Several months ago, we reported the puzzling lack of interest in Obamacare high-risk pools, which are set up to provide for those with pre-existing conditions until insurance companies are forced to do so in 2014. Today, the numbers don’t look any better. Now, obviously we’re all for people getting treated we have pre-existing conditions. That isn’t really the issue here. The issue is that the federal government is finding out very quickly that it is very difficult to provide affordable insurance while maintaining the same quality of care.
Medicare’s chief actuary expected that 375,000 Americans would apply for coverage from high risk pools by the end of 2010. So far, 12,500 have applied.
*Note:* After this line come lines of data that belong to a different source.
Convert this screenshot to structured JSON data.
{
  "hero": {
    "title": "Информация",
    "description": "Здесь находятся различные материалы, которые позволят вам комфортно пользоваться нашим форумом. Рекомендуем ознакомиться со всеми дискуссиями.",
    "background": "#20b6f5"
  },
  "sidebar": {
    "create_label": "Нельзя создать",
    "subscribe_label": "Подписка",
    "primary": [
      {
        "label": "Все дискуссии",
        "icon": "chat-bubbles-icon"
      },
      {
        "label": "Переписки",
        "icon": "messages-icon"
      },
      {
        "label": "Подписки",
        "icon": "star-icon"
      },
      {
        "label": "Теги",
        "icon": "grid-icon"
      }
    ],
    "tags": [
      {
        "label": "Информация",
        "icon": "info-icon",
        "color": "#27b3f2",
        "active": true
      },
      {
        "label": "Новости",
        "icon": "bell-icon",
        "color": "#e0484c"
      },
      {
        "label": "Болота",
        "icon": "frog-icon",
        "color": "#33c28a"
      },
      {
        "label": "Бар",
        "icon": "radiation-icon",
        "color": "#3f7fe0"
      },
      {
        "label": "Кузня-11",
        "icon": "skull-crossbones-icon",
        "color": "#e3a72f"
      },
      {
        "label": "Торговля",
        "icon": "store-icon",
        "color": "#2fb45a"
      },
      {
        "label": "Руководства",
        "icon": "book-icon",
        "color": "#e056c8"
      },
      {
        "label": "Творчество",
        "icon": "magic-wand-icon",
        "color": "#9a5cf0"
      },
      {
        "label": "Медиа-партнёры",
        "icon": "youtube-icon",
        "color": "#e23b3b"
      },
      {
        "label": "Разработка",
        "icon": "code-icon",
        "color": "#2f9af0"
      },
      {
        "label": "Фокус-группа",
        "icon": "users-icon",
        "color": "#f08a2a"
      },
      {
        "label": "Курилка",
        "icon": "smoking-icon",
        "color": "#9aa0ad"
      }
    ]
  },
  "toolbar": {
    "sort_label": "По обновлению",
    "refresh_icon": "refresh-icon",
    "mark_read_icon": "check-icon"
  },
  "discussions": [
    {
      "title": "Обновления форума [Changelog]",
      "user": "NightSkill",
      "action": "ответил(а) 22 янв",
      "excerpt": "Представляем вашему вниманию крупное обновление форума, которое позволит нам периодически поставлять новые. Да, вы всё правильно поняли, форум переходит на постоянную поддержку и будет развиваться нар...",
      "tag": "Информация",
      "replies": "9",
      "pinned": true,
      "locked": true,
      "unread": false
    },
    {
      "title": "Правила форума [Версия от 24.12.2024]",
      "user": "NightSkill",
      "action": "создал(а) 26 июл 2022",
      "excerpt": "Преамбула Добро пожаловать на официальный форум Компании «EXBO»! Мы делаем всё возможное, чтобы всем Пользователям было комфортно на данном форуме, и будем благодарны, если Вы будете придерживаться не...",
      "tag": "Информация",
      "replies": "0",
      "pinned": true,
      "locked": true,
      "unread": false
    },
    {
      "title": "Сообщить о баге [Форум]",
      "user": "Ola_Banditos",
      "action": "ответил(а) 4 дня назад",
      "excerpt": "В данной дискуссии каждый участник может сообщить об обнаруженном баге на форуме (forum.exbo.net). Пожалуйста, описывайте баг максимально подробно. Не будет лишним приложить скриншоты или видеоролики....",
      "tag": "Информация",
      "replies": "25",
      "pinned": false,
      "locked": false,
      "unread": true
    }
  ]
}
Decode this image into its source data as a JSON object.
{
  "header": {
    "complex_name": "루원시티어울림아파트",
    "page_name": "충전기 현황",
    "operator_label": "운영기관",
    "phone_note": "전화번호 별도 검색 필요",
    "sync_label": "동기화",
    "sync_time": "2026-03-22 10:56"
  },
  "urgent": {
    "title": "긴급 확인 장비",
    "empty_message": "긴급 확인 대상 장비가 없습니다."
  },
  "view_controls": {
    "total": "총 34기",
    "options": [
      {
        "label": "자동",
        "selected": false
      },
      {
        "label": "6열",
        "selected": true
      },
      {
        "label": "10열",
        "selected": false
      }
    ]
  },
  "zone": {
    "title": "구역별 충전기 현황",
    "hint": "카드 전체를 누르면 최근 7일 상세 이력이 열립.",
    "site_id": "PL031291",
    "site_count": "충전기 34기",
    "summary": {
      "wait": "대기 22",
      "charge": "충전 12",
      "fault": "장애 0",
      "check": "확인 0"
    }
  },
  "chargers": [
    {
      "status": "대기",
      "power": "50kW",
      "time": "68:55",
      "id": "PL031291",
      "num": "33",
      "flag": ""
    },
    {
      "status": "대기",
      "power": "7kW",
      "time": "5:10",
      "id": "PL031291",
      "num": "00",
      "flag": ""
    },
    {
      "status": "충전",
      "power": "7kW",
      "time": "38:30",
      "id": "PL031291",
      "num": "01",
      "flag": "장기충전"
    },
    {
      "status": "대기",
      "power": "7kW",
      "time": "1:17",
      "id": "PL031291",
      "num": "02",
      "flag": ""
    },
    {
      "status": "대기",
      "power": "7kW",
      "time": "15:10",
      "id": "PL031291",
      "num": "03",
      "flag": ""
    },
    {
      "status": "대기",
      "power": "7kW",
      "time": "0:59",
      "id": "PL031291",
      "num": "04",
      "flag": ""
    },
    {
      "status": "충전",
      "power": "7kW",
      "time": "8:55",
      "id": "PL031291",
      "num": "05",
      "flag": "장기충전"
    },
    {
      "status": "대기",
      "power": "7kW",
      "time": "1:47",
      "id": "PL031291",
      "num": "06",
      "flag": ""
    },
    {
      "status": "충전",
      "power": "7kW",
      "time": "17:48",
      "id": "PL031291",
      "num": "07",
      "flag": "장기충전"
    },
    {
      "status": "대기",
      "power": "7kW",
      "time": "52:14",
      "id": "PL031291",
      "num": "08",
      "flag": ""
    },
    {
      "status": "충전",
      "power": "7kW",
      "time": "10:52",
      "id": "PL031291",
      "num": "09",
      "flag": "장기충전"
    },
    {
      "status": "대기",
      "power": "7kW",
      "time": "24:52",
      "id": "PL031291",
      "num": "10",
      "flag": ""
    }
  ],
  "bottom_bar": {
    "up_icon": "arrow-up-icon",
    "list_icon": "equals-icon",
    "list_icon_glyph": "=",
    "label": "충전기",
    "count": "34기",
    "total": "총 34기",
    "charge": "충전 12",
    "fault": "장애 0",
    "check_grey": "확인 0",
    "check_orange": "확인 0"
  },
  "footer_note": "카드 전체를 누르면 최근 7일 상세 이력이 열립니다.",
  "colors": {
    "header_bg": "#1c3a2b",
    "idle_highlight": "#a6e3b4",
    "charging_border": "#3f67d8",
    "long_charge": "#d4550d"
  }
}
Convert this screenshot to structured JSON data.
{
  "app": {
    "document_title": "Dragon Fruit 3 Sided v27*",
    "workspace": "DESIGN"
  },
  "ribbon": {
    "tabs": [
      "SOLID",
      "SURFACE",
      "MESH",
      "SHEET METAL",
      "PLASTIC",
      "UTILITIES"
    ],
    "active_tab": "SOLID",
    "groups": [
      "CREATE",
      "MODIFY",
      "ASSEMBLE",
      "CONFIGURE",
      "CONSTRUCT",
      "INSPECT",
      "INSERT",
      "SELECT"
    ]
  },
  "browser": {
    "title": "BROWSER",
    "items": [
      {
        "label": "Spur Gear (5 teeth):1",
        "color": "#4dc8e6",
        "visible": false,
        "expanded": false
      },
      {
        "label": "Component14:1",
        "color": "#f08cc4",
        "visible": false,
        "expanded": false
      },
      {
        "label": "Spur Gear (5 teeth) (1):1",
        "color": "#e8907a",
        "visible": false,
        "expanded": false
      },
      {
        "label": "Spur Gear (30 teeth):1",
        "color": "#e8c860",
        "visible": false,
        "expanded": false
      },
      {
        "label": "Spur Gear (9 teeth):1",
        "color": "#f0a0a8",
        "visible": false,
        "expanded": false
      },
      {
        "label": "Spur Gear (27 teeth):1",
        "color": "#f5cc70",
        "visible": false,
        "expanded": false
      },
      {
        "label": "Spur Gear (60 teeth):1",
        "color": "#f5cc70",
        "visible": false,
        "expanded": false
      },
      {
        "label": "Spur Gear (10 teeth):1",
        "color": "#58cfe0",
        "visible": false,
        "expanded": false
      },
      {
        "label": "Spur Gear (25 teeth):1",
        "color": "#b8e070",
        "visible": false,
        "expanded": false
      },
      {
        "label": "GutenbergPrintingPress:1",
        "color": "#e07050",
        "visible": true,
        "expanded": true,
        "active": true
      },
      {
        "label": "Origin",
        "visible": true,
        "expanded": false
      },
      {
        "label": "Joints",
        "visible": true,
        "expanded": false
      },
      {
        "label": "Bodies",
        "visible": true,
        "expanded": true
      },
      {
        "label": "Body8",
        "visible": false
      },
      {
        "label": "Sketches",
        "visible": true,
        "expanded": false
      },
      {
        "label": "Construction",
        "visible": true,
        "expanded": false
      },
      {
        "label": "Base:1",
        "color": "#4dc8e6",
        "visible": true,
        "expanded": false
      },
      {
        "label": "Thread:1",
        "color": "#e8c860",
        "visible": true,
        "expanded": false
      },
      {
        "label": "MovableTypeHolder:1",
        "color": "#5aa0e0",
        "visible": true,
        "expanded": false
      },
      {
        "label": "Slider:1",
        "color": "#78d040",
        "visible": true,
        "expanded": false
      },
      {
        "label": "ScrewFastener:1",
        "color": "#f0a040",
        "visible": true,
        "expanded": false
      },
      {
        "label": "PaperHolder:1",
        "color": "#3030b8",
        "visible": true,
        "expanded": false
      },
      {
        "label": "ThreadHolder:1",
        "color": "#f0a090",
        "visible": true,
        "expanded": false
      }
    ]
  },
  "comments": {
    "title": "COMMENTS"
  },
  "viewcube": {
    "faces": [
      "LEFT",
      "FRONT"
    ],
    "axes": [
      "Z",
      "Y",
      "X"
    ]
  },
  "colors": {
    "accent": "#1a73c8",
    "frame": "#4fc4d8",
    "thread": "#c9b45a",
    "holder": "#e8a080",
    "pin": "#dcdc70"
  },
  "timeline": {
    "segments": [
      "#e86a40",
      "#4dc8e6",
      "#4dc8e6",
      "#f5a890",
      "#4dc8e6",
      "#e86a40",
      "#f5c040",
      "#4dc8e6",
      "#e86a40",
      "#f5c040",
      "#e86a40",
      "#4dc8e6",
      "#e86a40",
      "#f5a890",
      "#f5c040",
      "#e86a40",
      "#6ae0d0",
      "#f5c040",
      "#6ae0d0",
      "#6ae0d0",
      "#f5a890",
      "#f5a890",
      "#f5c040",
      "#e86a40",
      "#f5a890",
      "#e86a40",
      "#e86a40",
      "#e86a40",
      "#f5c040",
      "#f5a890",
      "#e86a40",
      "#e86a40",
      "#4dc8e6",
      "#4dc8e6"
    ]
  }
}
When we last reported in November, only 8,000 were in the program.
Why so few? Well, the administration believes the low numbers can be attributed to something called “early growing pains.” But the reality of the situation is that most people just simply can’t afford it.
Late last year, administration officials said the plans’ relative lack of popularity reflected early growing pains; they predicted that enrollment would grow swiftly as more people found out that they exist. Some state health officials and would-be customers said the more fundamental problem is that insurance for people with medical problems remains too expensive for some.
Those are some pretty massive growing pains if over a year into the program we’re 362, 500 people short of anticipated numbers…
You can bet we’ll keep them honest on this, because at the end of the day, the biggest problem with Obamacare is that it costs too damn much. It will increase our deficit. It will jack up premiums. And the states simply can’t afford it.